TCPClient on photon firmware (0.4.3, 0.4.4) not working correctly, read() and connected() behaving badly

Hi there,
I've spend so many hours now trying to get a simple TCP socket read to work on the current photon firmware. I've tested against the current 0.4.3 release and also against 0.4.4.rc2. I would like to share what I found out - I think there is something seriously wrong with the TCPClient or its underlying HAL implementation - I've tried everything to work around this, but to no avail. Maybe anyone has an idea what's wrong and can help.

Okay, here's the problem:

I had the following very simple and straightforward code to read data from a socket until end-of-stream, running flawlessly on the Core (when compiled with the old Core-only firmware repositories.
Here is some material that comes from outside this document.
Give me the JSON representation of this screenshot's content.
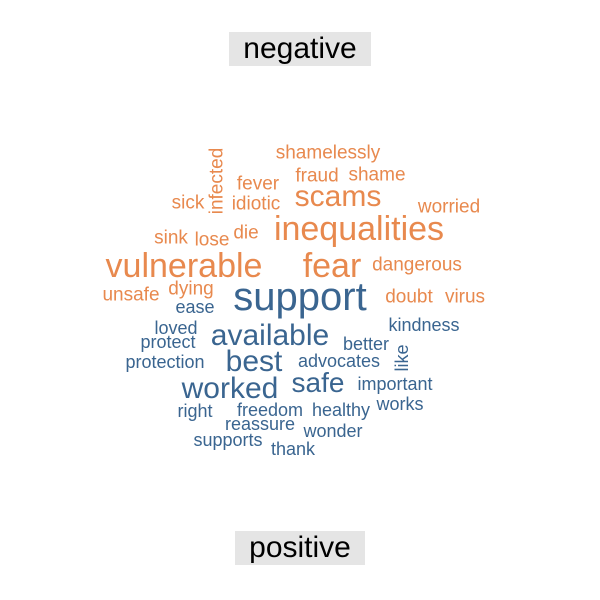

Compiling using one of the current branches above leads to the same problems on the Core):

int bytesRead = 0;
while (client.connected() && bytesRead < bufferLen) {
int readNow = client.read((uint8_t*)(readBuffer + bytesRead), bufferLen - bytesRead);
if (readNow < 0) break;
bytesRead += readNow;
}

Now, when compiled against the current firmware (with the new HAL layer), this code only work as long as there is only one single TCP/IP packet involved (at least it seems so). When the first packet is consumed (usually about 1K to 1.5K of data), the read() method will return -1. (I've tracked it down into spark_wiring_tcpclient.cpp calling socket_receive() with a timeout of 0 resulting in an effective timeout of only 5ms on the select() call in socket_hal.c resulting almost always in FD_ISSET being false when the next IP packet hasn't been received yet.)

Then I thought, okay, well, I could something like this (saw similar code in some HttpClient implementations) before calling read():

while (client.connected() && !client.available()) Spark.process();

Sounded like a great idea. Guess what, you end up in an endless loop because client.connected() will always return true, no matter what, even if the socket has already been closed from the remote end.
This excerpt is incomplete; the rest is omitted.